Ti-Jean n’a pas connu son père, celui-ci décéda avant sa naissance. Voilà déjà dix années que sa mère fait tout son possible pour l’élever. La malheureuse n’en peut plus, elle n’a plus un sou pour l’envoyer à l’école, même le pain quotidien est acheté à crédit. Ti-Jean décida alors de quitter l’école, d’aller travailler pour s’occuper de sa mère qui avait un bel âge. Il prit son courage à deux mains et un matin il lui dit :
— Maman, je vois que tu es fatiguée, tu n’as plus de force
pour t’occuper de moi.

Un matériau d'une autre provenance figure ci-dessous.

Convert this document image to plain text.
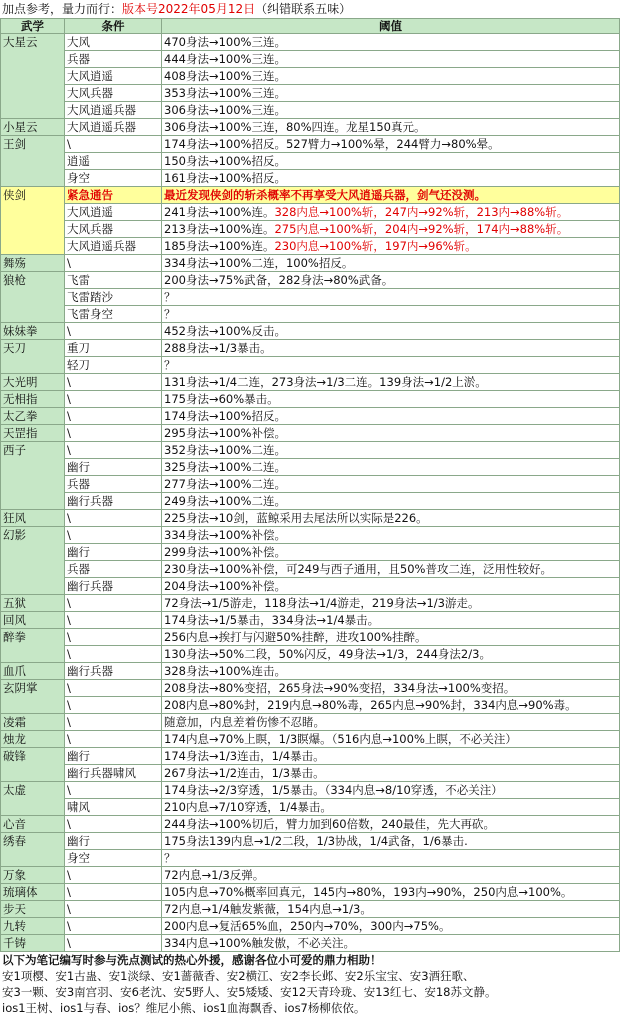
加点参考，量力而行：版本号2022年05月12日（纠错联系五味）
武学	条件	阈值
大星云	大风	470身法→100%三连。
	兵器	444身法→100%三连。
	大风逍遥	408身法→100%三连。
	大风兵器	353身法→100%三连。
	大风逍遥兵器	306身法→100%三连。
小星云	大风逍遥兵器	306身法→100%三连，80%四连。龙星150真元。
王剑	\	174身法→100%招反。527臂力→100%晕，244臂力→80%晕。
	逍遥	150身法→100%招反。
	身空	161身法→100%招反。
侠剑	紧急通告	最近发现侠剑的斩杀概率不再享受大风逍遥兵器，剑气还没测。
	大风逍遥	241身法→100%连。328内息→100%斩，247内→92%斩，213内→88%斩。
	大风兵器	213身法→100%连。275内息→100%斩，204内→92%斩，174内→88%斩。
	大风逍遥兵器	185身法→100%连。230内息→100%斩，197内→96%斩。
舞殇	\	334身法→100%二连，100%招反。
狼枪	飞雷	200身法→75%武备，282身法→80%武备。
	飞雷踏沙	？
	飞雷身空	？
妹妹拳	\	452身法→100%反击。
天刀	重刀	288身法→1/3暴击。
	轻刀	？
大光明	\	131身法→1/4二连，273身法→1/3二连。139身法→1/2上淤。
无相指	\	175身法→60%暴击。
太乙拳	\	174身法→100%招反。
天罡指	\	295身法→100%补偿。
西子	\	352身法→100%二连。
	幽行	325身法→100%二连。
	兵器	277身法→100%二连。
	幽行兵器	249身法→100%二连。
狂风	\	225身法→10剑，蓝鲸采用去尾法所以实际是226。
幻影	\	334身法→100%补偿。
	幽行	299身法→100%补偿。
	兵器	230身法→100%补偿，可249与西子通用，且50%普攻二连，泛用性较好。
	幽行兵器	204身法→100%补偿。
五狱	\	72身法→1/5游走，118身法→1/4游走，219身法→1/3游走。
回风	\	174身法→1/5暴击，334身法→1/4暴击。
醉拳	\	256内息→挨打与闪避50%挂醉，进攻100%挂醉。
	\	130身法→50%二段，50%闪反，49身法→1/3，244身法2/3。
血爪	幽行兵器	328身法→100%连击。
玄阴掌	\	208身法→80%变招，265身法→90%变招，334身法→100%变招。
	\	208内息→80%封，219内息→80%毒，265内息→90%封，334内息→90%毒。
凌霜	\	随意加，内息差着伤惨不忍睹。
烛龙	\	174内息→70%上瞑，1/3瞑爆。（516内息→100%上瞑，不必关注）
破锋	幽行	174身法→1/3连击，1/4暴击。
	幽行兵器啸风	267身法→1/2连击，1/3暴击。
太虚	\	174身法→2/3穿透，1/5暴击。（334内息→8/10穿透，不必关注）
	啸风	210内息→7/10穿透，1/4暴击。
心音	\	244身法→100%切后，臂力加到60倍数，240最佳，先大再砍。
绣春	幽行	175身法139内息→1/2二段，1/3协战，1/4武备，1/6暴击.
	身空	？
万象	\	72内息→1/3反弹。
琉璃体	\	105内息→70%概率回真元，145内→80%，193内→90%，250内息→100%。
步天	\	72内息→1/4触发紫薇，154内息→1/3。
九转	\	200内息→复活65%血，250内→70%，300内→75%。
千铸	\	334内息→100%触发傲，不必关注。
以下为笔记编写时参与洗点测试的热心外援，感谢各位小可爱的鼎力相助！
安1项樱、安1古蛊、安1淡绿、安1蔷薇香、安2横江、安2李长邺、安2乐宝宝、安3酒狂歌、
安3一颗、安3南宫羽、安6老沈、安5野人、安5矮矮、安12天青玲珑、安13红七、安18苏文静。
ios1王树、ios1与春、ios？维尼小熊、ios1血海飘香、ios7杨柳依依。
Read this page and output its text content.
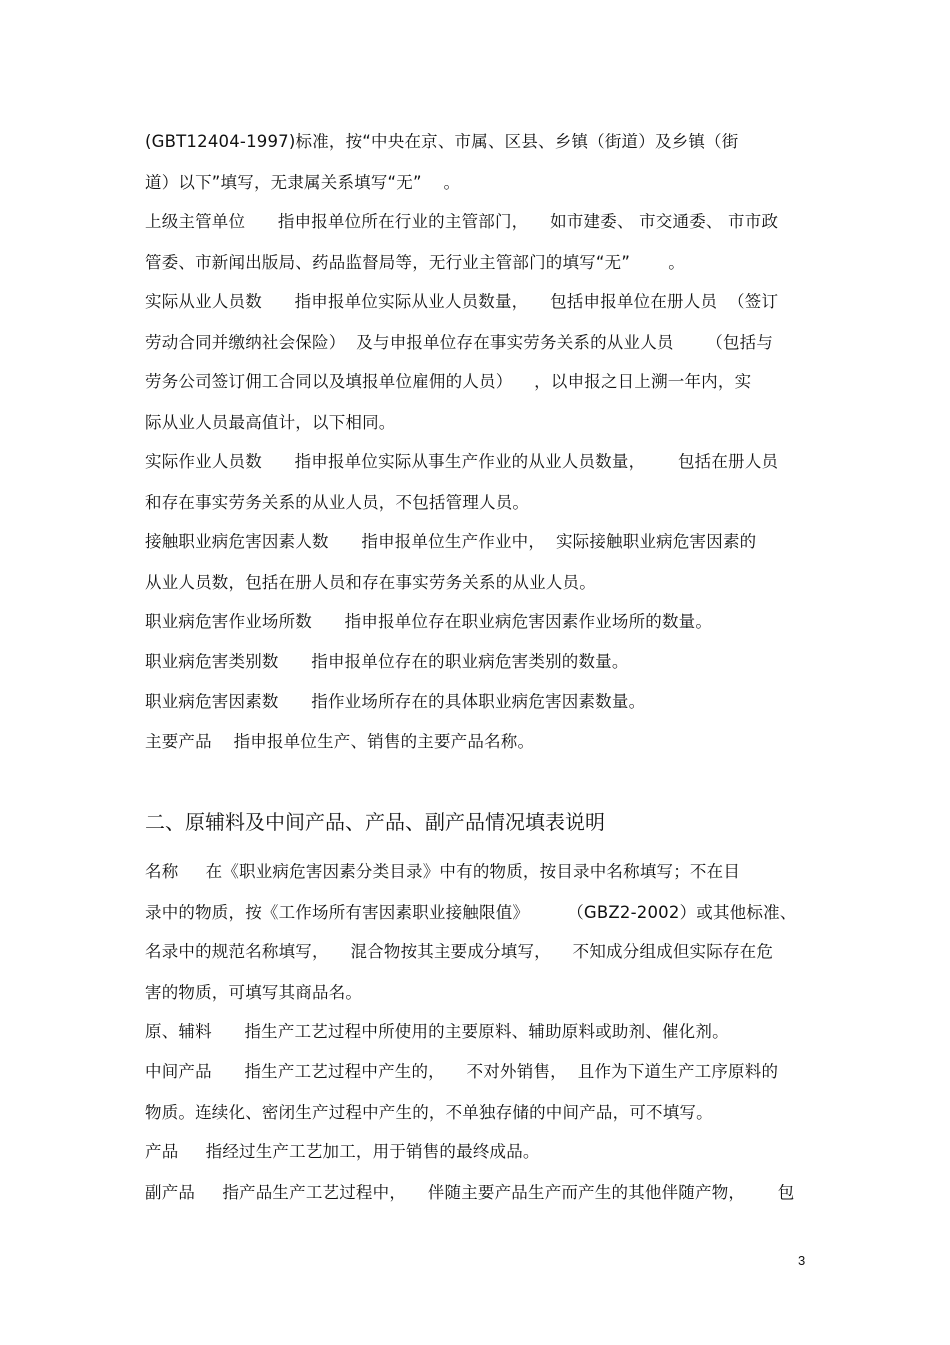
(GBT12404-1997)标准，按“中央在京、市属、区县、乡镇（街道）及乡镇（街
道）以下”填写，无隶属关系填写“无”    。
上级主管单位      指申报单位所在行业的主管部门，    如市建委、 市交通委、 市市政
管委、市新闻出版局、药品监督局等，无行业主管部门的填写“无”       。
实际从业人员数      指申报单位实际从业人员数量，    包括申报单位在册人员  （签订
劳动合同并缴纳社会保险）  及与申报单位存在事实劳务关系的从业人员      （包括与
劳务公司签订佣工合同以及填报单位雇佣的人员）    ，以申报之日上溯一年内，实
际从业人员最高值计，以下相同。
实际作业人员数      指申报单位实际从事生产作业的从业人员数量，      包括在册人员
和存在事实劳务关系的从业人员，不包括管理人员。
接触职业病危害因素人数      指申报单位生产作业中，  实际接触职业病危害因素的
从业人员数，包括在册人员和存在事实劳务关系的从业人员。
职业病危害作业场所数      指申报单位存在职业病危害因素作业场所的数量。
职业病危害类别数      指申报单位存在的职业病危害类别的数量。
职业病危害因素数      指作业场所存在的具体职业病危害因素数量。
主要产品    指申报单位生产、销售的主要产品名称。
二、原辅料及中间产品、产品、副产品情况填表说明
名称     在《职业病危害因素分类目录》中有的物质，按目录中名称填写；不在目
录中的物质，按《工作场所有害因素职业接触限值》       （GBZ2-2002）或其他标准、
名录中的规范名称填写，    混合物按其主要成分填写，    不知成分组成但实际存在危
害的物质，可填写其商品名。
原、辅料      指生产工艺过程中所使用的主要原料、辅助原料或助剂、催化剂。
中间产品      指生产工艺过程中产生的，    不对外销售，  且作为下道生产工序原料的
物质。连续化、密闭生产过程中产生的，不单独存储的中间产品，可不填写。
产品     指经过生产工艺加工，用于销售的最终成品。
副产品     指产品生产工艺过程中，    伴随主要产品生产而产生的其他伴随产物，      包
3
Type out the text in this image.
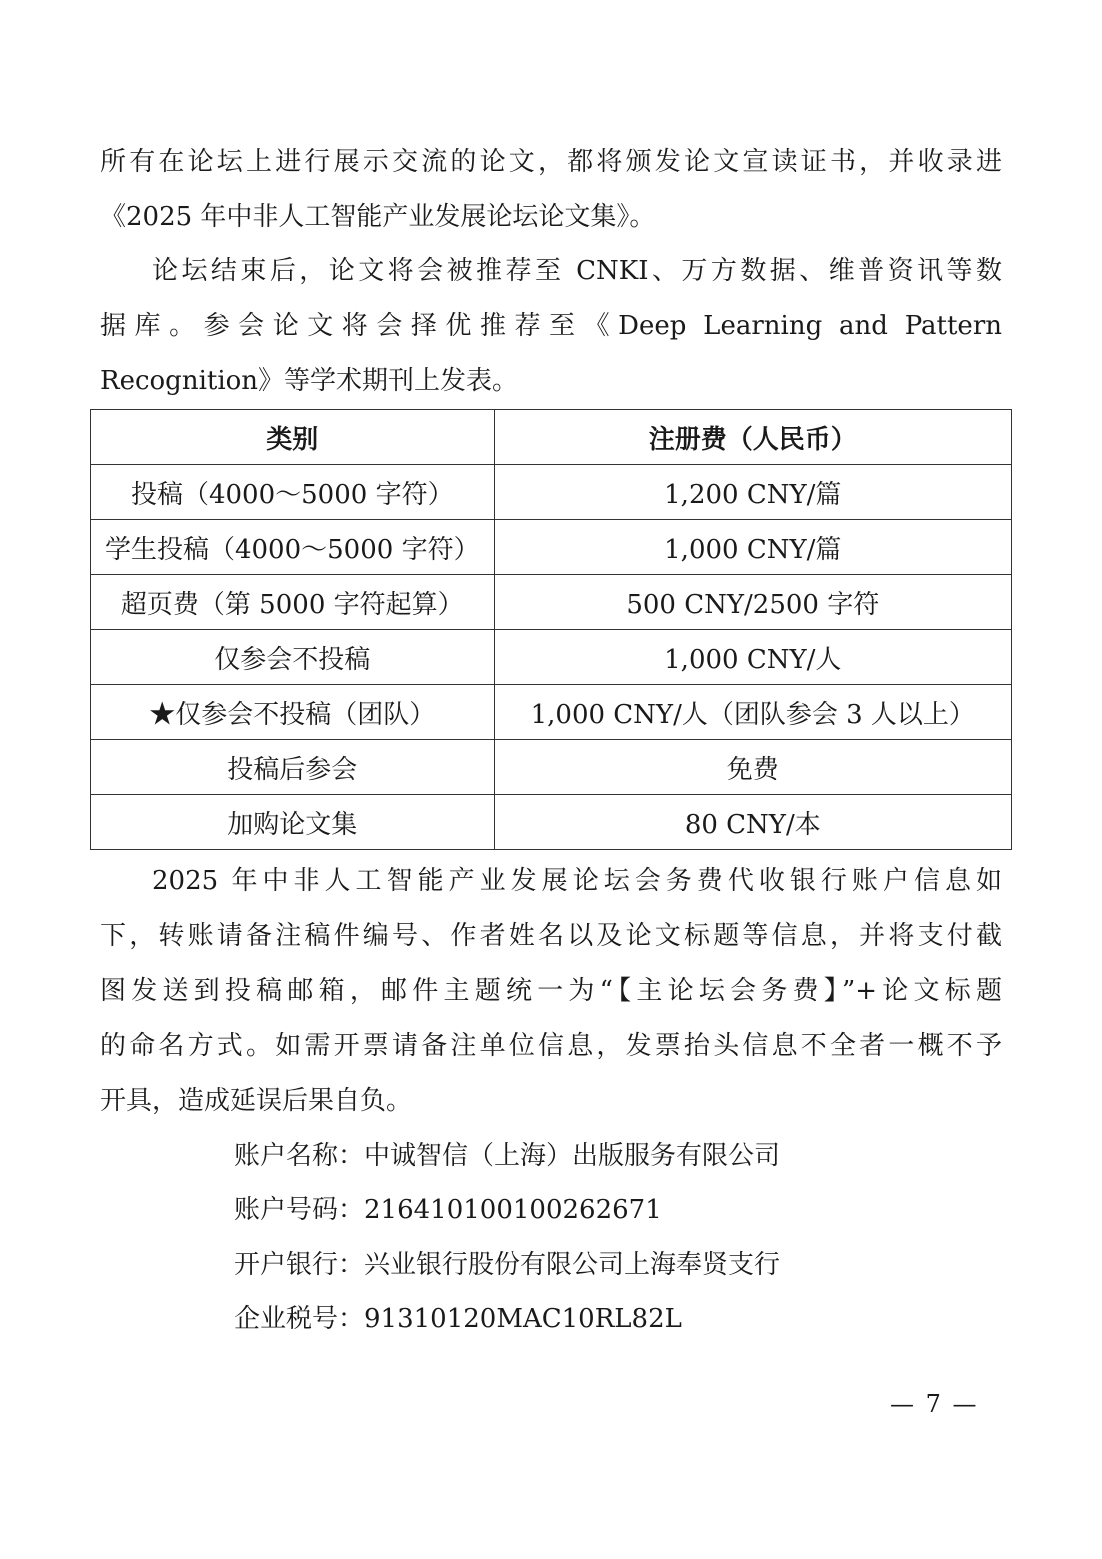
所有在论坛上进行展示交流的论文，都将颁发论文宣读证书，并收录进

《2025 年中非人工智能产业发展论坛论文集》。

论坛结束后，论文将会被推荐至 CNKI、万方数据、维普资讯等数

据库。参会论文将会择优推荐至《Deep Learning and Pattern

Recognition》等学术期刊上发表。

类别	注册费（人民币）
投稿（4000～5000 字符）	1,200 CNY/篇
学生投稿（4000～5000 字符）	1,000 CNY/篇
超页费（第 5000 字符起算）	500 CNY/2500 字符
仅参会不投稿	1,000 CNY/人
★仅参会不投稿（团队）	1,000 CNY/人（团队参会 3 人以上）
投稿后参会	免费
加购论文集	80 CNY/本

2025 年中非人工智能产业发展论坛会务费代收银行账户信息如

下，转账请备注稿件编号、作者姓名以及论文标题等信息，并将支付截

图发送到投稿邮箱，邮件主题统一为“【主论坛会务费】”+论文标题

的命名方式。如需开票请备注单位信息，发票抬头信息不全者一概不予

开具，造成延误后果自负。

账户名称：中诚智信（上海）出版服务有限公司
账户号码：216410100100262671
开户银行：兴业银行股份有限公司上海奉贤支行
企业税号：91310120MAC10RL82L
— 7 —
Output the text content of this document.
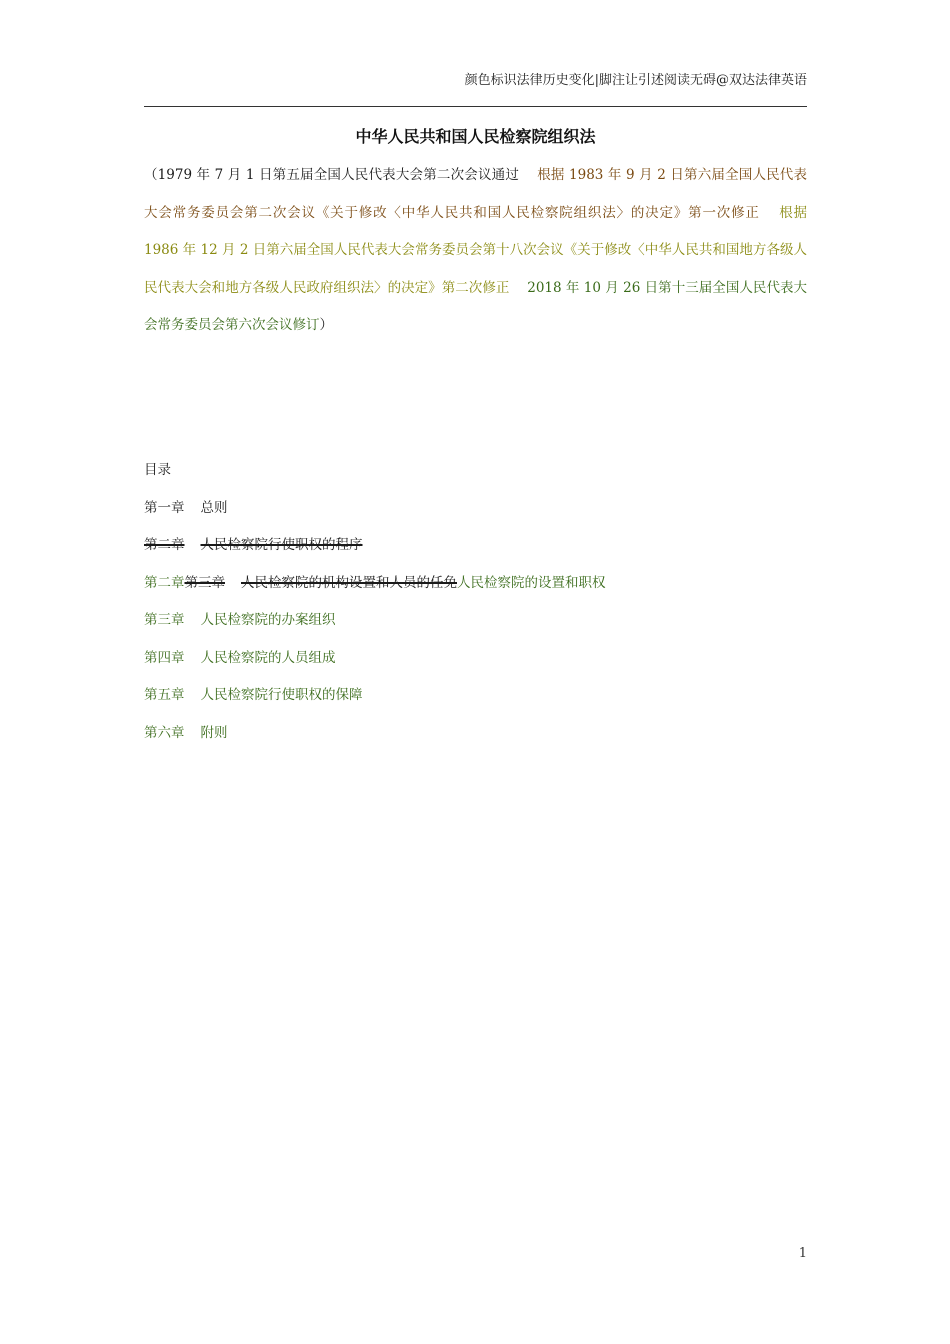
颜色标识法律历史变化|脚注让引述阅读无碍@双达法律英语
中华人民共和国人民检察院组织法
（1979 年 7 月 1 日第五届全国人民代表大会第二次会议通过　 根据 1983 年 9 月 2 日第六届全国人民代表大会常务委员会第二次会议《关于修改〈中华人民共和国人民检察院组织法〉的决定》第一次修正　 根据 1986 年 12 月 2 日第六届全国人民代表大会常务委员会第十八次会议《关于修改〈中华人民共和国地方各级人民代表大会和地方各级人民政府组织法〉的决定》第二次修正　 2018 年 10 月 26 日第十三届全国人民代表大会常务委员会第六次会议修订）
目录
第一章 总则
第二章 人民检察院行使职权的程序
第二章第三章 人民检察院的机构设置和人员的任免人民检察院的设置和职权
第三章 人民检察院的办案组织
第四章 人民检察院的人员组成
第五章 人民检察院行使职权的保障
第六章 附则
1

Je vais chercher du travail afin de t’aider.
Sa mère ne répondit pas, car elle était triste de voir son enfant
quitter l’école à cet âge. Ne voulant pas faire de la peine à sa
mère, Ti-Jean y réfléchit toute la nuit.
Le lendemain, lorsqu’il trouva ses vêtements de travail rangés
dans un sac et posés sur la table, il fut heureux de savoir que sa
mère était d’accord qu’il aille travailler.
— Rassure-toi mère, je trouverai du travail et je te sortirai de
cette misère, dit-il, en l’embrassant tendrement avant de partir.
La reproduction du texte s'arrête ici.